Les joyeuses colonies de Vacances

Les joyeuses colonies de Vacances

Je venais d’avoir 18 ans. A ce moment-là j’étais un jeune animateur débutant de centre de Vacances dans le Sud de la France. De la même manière que les anciens cancres font de bons professeurs, ceux qui n’ont jamais été colons sont des animateurs hors pairs. C’était mon cas, bien que n’ayant jamais été moi-même envoyé par mes parents dans un de ces camps de divertissements obligés pour préados, j’avais ce job d’été dans la peau - dorée au soleil d’août un peu venteux, mon enthousiasme. Mon dynamisme et mon physique de minet brun aux cheveux longs faisaient de moi l’animateur à la mode, celui que les gamins adoraient et suivaient dans tous
ces délires que j’improviserais au fur et à mesure.

Ainsi je pouvais décréter et affirmer sans être contredit que sous ma casquette se cachait un troisième œil, que mon doigt avait le pouvoir d’ouvrir les portes des supermarchés, que j’étais un fils caché que le Président de la République avait eu avec une italienne un peu chaude, et j’en passe et des meilleures, tout devenait magie pour des enfants qui, souvent, venaient de famille dans le plus grand dénuement matériel ou affectif. Du coup tout était jeu et invention permanente, ce qui m’allait très bien.

Les petits mecs m’aimaient bien et les filles me chouchoutaient à longueurs de journées. J’étais inondé de déclarations enflammées, d’attentions particulières et de petits mots doux dont le plus fameux était sans doute « je te quitte du stylo, mais pas du cœur Fred ».

Le public était pourtant socialement varié. Il y a avaient des enfants de milieux convenables mais certains autres avaient deux slips de rechange pour tenir tout le séjour, d’autres encore ne mangeaient pas à leur faim à la maison, et du coup s’empiffraient les premiers jours et étaient tenaillés par des crises de foie épouvantables ensuite.
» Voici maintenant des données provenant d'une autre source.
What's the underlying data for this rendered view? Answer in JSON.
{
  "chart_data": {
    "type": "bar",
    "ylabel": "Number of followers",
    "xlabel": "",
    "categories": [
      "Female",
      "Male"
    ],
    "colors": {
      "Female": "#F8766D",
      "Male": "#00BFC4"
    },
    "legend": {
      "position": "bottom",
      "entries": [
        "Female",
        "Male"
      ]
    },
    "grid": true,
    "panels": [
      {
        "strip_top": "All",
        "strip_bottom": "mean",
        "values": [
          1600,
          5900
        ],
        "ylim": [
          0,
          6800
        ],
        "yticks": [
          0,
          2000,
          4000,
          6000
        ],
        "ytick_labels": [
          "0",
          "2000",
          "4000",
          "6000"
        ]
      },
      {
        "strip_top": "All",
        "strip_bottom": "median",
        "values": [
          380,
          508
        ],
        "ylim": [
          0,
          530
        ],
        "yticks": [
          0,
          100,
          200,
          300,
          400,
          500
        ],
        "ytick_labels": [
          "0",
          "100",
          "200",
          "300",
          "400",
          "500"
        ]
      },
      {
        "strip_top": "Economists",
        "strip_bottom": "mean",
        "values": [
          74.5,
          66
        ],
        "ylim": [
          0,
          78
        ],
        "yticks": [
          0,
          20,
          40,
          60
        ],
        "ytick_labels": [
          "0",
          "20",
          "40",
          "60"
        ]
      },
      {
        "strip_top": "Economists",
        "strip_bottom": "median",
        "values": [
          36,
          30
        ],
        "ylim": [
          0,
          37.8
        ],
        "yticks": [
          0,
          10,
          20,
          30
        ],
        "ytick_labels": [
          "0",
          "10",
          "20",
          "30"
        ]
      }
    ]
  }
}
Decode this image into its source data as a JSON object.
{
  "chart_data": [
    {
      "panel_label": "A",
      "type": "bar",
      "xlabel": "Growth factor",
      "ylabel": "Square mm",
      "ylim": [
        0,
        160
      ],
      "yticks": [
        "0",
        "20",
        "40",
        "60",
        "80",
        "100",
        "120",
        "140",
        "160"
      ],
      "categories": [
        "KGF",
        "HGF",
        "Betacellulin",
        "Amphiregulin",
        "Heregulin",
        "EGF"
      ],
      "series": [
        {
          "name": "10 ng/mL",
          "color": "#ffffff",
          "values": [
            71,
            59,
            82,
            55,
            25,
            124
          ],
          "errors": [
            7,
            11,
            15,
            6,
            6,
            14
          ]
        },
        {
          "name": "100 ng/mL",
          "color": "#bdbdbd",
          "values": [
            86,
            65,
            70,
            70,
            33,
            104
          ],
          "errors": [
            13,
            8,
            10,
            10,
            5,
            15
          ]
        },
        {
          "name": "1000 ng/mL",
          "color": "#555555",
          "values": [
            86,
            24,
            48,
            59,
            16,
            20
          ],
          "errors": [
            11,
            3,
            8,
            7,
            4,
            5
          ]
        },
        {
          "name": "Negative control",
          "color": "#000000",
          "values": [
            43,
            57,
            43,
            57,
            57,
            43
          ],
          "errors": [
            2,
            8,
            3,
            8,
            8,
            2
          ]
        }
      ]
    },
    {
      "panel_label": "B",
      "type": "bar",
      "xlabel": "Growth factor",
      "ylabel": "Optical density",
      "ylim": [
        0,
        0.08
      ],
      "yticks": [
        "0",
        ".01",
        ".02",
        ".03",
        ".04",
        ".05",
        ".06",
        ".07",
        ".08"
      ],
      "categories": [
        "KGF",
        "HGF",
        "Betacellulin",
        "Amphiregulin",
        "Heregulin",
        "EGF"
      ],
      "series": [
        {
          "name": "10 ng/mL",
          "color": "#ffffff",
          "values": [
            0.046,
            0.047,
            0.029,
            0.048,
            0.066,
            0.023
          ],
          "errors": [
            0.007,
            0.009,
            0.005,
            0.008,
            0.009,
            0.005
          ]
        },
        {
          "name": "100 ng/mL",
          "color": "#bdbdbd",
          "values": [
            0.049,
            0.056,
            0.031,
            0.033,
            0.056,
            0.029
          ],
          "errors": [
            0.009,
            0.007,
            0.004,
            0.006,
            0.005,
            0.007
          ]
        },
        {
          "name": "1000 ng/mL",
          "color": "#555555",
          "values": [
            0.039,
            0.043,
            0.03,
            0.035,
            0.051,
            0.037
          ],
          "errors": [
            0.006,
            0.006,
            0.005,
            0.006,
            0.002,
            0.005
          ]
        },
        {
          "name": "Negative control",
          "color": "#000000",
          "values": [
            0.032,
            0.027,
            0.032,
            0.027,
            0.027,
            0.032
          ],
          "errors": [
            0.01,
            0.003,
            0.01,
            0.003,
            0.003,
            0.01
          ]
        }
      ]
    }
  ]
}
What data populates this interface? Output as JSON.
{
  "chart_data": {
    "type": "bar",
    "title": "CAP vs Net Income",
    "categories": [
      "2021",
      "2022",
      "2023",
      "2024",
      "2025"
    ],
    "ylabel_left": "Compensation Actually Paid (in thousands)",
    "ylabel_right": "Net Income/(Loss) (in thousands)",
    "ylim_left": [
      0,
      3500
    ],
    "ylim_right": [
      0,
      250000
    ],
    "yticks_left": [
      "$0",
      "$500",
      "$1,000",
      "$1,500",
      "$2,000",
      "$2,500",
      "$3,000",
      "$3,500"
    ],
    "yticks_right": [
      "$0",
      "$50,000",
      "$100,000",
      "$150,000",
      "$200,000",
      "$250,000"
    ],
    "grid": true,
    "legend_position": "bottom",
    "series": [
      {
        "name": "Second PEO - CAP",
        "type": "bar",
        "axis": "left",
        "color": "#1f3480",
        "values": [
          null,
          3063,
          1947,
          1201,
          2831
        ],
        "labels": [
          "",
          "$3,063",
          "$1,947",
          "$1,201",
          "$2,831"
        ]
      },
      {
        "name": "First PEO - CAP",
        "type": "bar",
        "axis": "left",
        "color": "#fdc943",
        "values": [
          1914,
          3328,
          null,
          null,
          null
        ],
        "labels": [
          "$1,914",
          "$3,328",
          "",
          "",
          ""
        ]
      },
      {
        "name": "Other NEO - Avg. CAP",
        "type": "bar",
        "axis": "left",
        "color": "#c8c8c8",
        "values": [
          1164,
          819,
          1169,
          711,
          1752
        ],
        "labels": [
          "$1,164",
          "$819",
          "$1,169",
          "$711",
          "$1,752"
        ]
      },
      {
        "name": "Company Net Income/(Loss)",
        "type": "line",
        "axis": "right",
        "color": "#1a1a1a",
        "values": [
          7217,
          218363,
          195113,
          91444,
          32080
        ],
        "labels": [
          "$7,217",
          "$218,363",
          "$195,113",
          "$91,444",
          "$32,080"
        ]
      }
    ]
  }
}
Le microcosme de la colonie de vacances est un endroit, d’expérimentations et d’observations, parfait pour qui sait voir, écouter, disséquer et analyser. Je vivais chaque seconde de ces aventures avec délectation et jubilation, curieux de tout. Cet espace me donnait un pouvoir psychologique sur les enfants et les adultes que je n’imaginais pas. Une sorte d’emprise psychique qu’il me plaisait à utiliser et doser.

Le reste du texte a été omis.